2025 NY Slip Op 02333 [237 AD3d 1078]
April 23, 2025
Appellate Division, Second Department
Published by New York State Law Reporting Bureau pursuant to Judiciary Law § 431.
As corrected through Wednesday, June 4, 2025


[*1]
 Jennifer A. Isaac, Appellant,
v
New York City Transit Authority et al., Respondents.

Gregory Spektor & Associates, P.C. (The Altman Law Firm, PLLC, Woodmere, NY [Michael T. Altman], of counsel), for appellant.

Shein Johnson, P.C., Melville, NY (Steven Johnson of counsel), for respondents.


HEADNOTES


Public Authorities - New York City Transit Authority - Slip and Fall - Prima Facie Showing That Defendant Neither Affirmatively Created Hazardous Condition Nor Had Actual/Constructive Notice - Summary Judgment Dismissing Complaint

In an action to recover damages for personal injuries, the plaintiff appeals from an order of the Supreme Court, Queens County (Mojgan C. Lancman, J.), dated October 10, 2023. The order, insofar as appealed from, granted that branch of the defendants' motion which was for summary judgment dismissing the complaint.

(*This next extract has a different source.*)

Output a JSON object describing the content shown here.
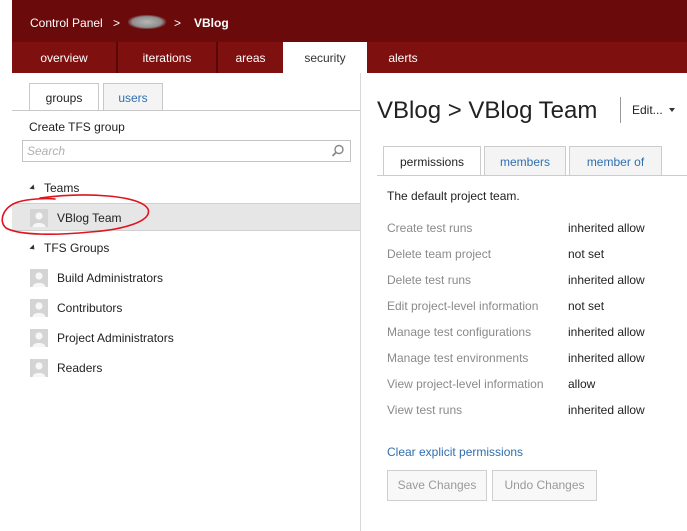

Ordered that the order is affirmed insofar as appealed from, with costs.

The plaintiff commenced this action to recover damages for personal injuries that she allegedly sustained when she slipped and fell as she was descending the steps of a vehicle owned by the New York City Transit Authority, leased to MV Transportation, Inc., and operated by Aultia Zammett (hereinafter collectively the defendants). In an order dated October 10, 2023, the Supreme Court, inter alia, granted that branch of the defendants' motion which was for summary judgment dismissing the complaint. The plaintiff appeals.

"In a slip-and-fall case, a defendant property owner moving for summary judgment has the burden of making a prima facie showing that it neither (1) affirmatively created the hazardous condition nor (2) had actual or constructive notice of the condition and a reasonable time to correct or warn about its existence" (Parietti v Wal-Mart Stores, Inc., 29 NY3d 1136, 1137 [2017]; see Fennell v New York City Tr. Auth., 119 AD3d 641, 641 [2014]). Here, the defendants established, prima facie, that they did not create the alleged hazardous condition or have actual or constructive notice of its existence (see Gordon v American Museum of Natural History, 67 NY2d 836, 837 [1986]; Fennell v New York City Tr. Auth., 119 AD3d at 641). In opposition, the plaintiff failed to raise a triable issue of fact.

The plaintiff's contention that the defendants failed to establish their prima facie entitlement to judgment as a matter of law because they failed to attach a copy of the bill of particulars to the motion papers is improperly raised for the first time on appeal (see Brannon v New York City Hous. Auth., 221 AD3d 772, 773 [2023]).

Accordingly, the Supreme Court properly granted that branch of the defendants' motion which was for summary judgment dismissing the complaint. Genovesi, J.P., Brathwaite Nelson, Landicino and Hom, JJ., concur.